舒照的尖下巴藏在围巾里,一张小脸儿这会儿看上去倒是很圆润,眼神呆呆的,妖气是没了,眉清目秀的看着特可人疼,他抬起脚丫在莫浓脸上踩了下,莫浓赶忙攥住他的脚,斥道:
“别闹,还有人呢!”
舒照扁扁嘴,等穿完鞋一把扑到莫浓身上,“打记事儿起头一次有人给我穿鞋,小浓浓,你真好!”

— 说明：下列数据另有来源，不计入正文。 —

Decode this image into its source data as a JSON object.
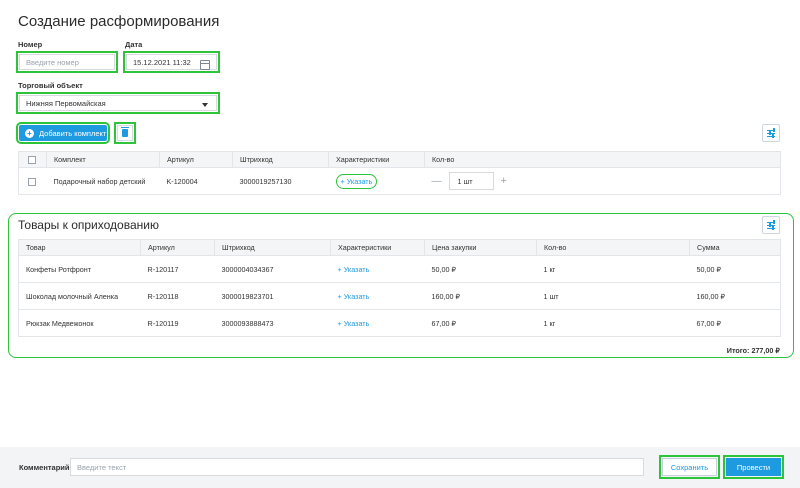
{
  "page": {
    "title": "Создание расформирования"
  },
  "form": {
    "number_label": "Номер",
    "number_placeholder": "Введите номер",
    "date_label": "Дата",
    "date_value": "15.12.2021 11:32",
    "store_label": "Торговый объект",
    "store_value": "Нижняя Первомайская"
  },
  "toolbar": {
    "add_kit_label": "Добавить комплект",
    "add_icon": "plus-circle-icon",
    "delete_icon": "trash-icon",
    "settings_icon": "settings-sliders-icon"
  },
  "kits_table": {
    "headers": [
      "Комплект",
      "Артикул",
      "Штрихкод",
      "Характеристики",
      "Кол-во"
    ],
    "rows": [
      {
        "name": "Подарочный набор детский",
        "article": "K-120004",
        "barcode": "3000019257130",
        "spec_link": "+ Указать",
        "qty": "1 шт"
      }
    ]
  },
  "goods_section": {
    "title": "Товары к оприходованию",
    "headers": [
      "Товар",
      "Артикул",
      "Штрихкод",
      "Характеристики",
      "Цена закупки",
      "Кол-во",
      "Сумма"
    ],
    "rows": [
      {
        "name": "Конфеты Ротфронт",
        "article": "R-120117",
        "barcode": "3000004034367",
        "spec_link": "+ Указать",
        "price": "50,00 ₽",
        "qty": "1 кг",
        "sum": "50,00 ₽"
      },
      {
        "name": "Шоколад молочный Аленка",
        "article": "R-120118",
        "barcode": "3000019823701",
        "spec_link": "+ Указать",
        "price": "160,00 ₽",
        "qty": "1 шт",
        "sum": "160,00 ₽"
      },
      {
        "name": "Рюкзак Медвежонок",
        "article": "R-120119",
        "barcode": "3000093888473",
        "spec_link": "+ Указать",
        "price": "67,00 ₽",
        "qty": "1 кг",
        "sum": "67,00 ₽"
      }
    ],
    "total": "Итого: 277,00 ₽"
  },
  "footer": {
    "comment_label": "Комментарий",
    "comment_placeholder": "Введите текст",
    "save_label": "Сохранить",
    "post_label": "Провести"
  },
  "colors": {
    "accent": "#1e9ae0",
    "highlight": "#2dc43a"
  }
}
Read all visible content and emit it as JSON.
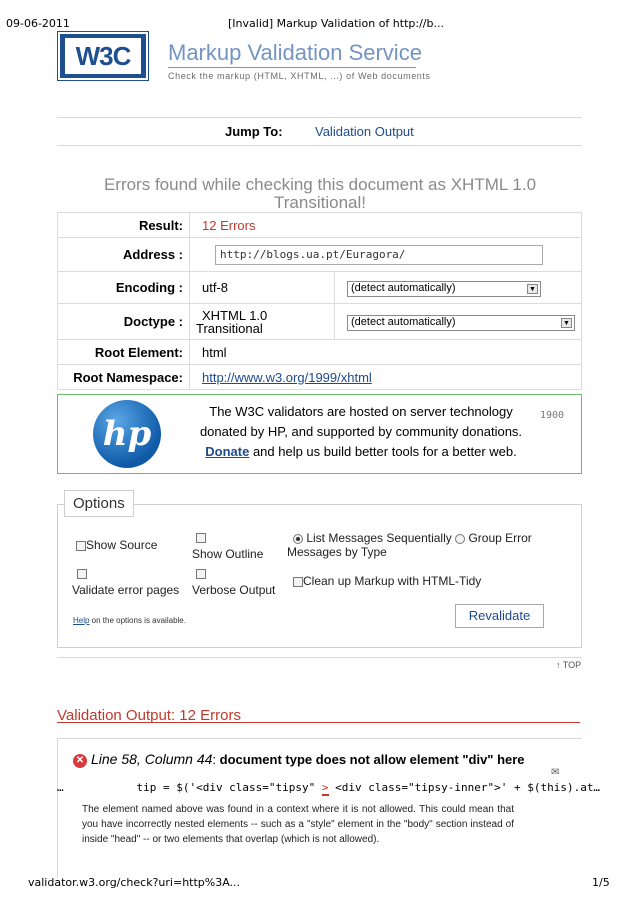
{
  "print_header": {
    "date": "09-06-2011",
    "title": "[Invalid] Markup Validation of http://b..."
  },
  "logo": {
    "text": "W3C"
  },
  "service": {
    "title": "Markup Validation Service",
    "subtitle": "Check the markup (HTML, XHTML, ...) of Web documents"
  },
  "jump": {
    "label": "Jump To:",
    "link": "Validation Output"
  },
  "errors_title": "Errors found while checking this document as XHTML 1.0 Transitional!",
  "results": {
    "result_label": "Result:",
    "result_value": "12 Errors",
    "address_label": "Address :",
    "address_value": "http://blogs.ua.pt/Euragora/",
    "encoding_label": "Encoding :",
    "encoding_value": "utf-8",
    "encoding_select": "(detect automatically)",
    "doctype_label": "Doctype :",
    "doctype_value_1": "XHTML 1.0",
    "doctype_value_2": "Transitional",
    "doctype_select": "(detect automatically)",
    "root_element_label": "Root Element:",
    "root_element_value": "html",
    "root_ns_label": "Root Namespace:",
    "root_ns_value": "http://www.w3.org/1999/xhtml"
  },
  "sponsor": {
    "logo_text": "hp",
    "line1": "The W3C validators are hosted on server technology",
    "line2": "donated by HP, and supported by community donations.",
    "donate": "Donate",
    "line3_rest": " and help us build better tools for a better web.",
    "counter": "1900"
  },
  "options": {
    "legend": "Options",
    "show_source": "Show Source",
    "show_outline": "Show Outline",
    "list_seq": "List Messages Sequentially",
    "group_error": "Group Error",
    "by_type": "Messages by Type",
    "validate_pages": "Validate error pages",
    "verbose": "Verbose Output",
    "tidy": "Clean up Markup with HTML-Tidy",
    "help_link": "Help",
    "help_rest": " on the options is available.",
    "revalidate": "Revalidate"
  },
  "top_link": "↑ TOP",
  "output": {
    "title": "Validation Output: 12 Errors",
    "error1": {
      "location": "Line 58, Column 44",
      "message": "document type does not allow element \"div\" here",
      "code_prefix": "…           tip = $('<div class=\"tipsy\"",
      "code_mark": ">",
      "code_suffix": "<div class=\"tipsy-inner\">' + $(this).at…",
      "desc": "The element named above was found in a context where it is not allowed. This could mean that you have incorrectly nested elements -- such as a \"style\" element in the \"body\" section instead of inside \"head\" -- or two elements that overlap (which is not allowed)."
    }
  },
  "print_footer": {
    "url": "validator.w3.org/check?uri=http%3A...",
    "page": "1/5"
  }
}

莫浓尴尬地冲几米外的老中医和一个小护士笑了下,把舒照的手臂从脖子上扯下来,
“我弟弟爱撒娇,见笑。”
舒照一点儿不给面子,捧住他的脸在他嘴巴上亲了个响,
“小浓哥哥睡完就翻脸不认人了,没天理!”
莫浓一张脸顿时红得像煮熟的大虾,牵起他的手拉拉扯扯的走出卫生所。
“干嘛呀?”舒照不乐意,“你现在怕被人知道了,当初睡我的时候怎么不嫌弃我?”
周围一堆小孩儿还有几个闲聊的妇女,莫浓果断决定不跟他一般见识,走的脚下生风,赶忙把他塞进借来的面包车里,上车打着火飞一般开出了一公里多,才嘘了口气,
“你就折腾我吧!我算看出来了,你是一分钟也不让我消停。”
舒照在副驾驶上侧过脸,笑的一双眼睛都眯起来,
“两次,咱俩总共做过两次,两次你都把我做晕了,我不折腾你折腾谁?”
“你……”莫浓简直没处说理,“你折腾我倒无所谓,但你能不能争气点儿,你晕倒的时候吓死我了!总共就两次,不是生病就是进医院,你这样我以后都不敢跟你做了。”
“那我做你呗!”舒照一点儿自觉性没有,说得理直气壮。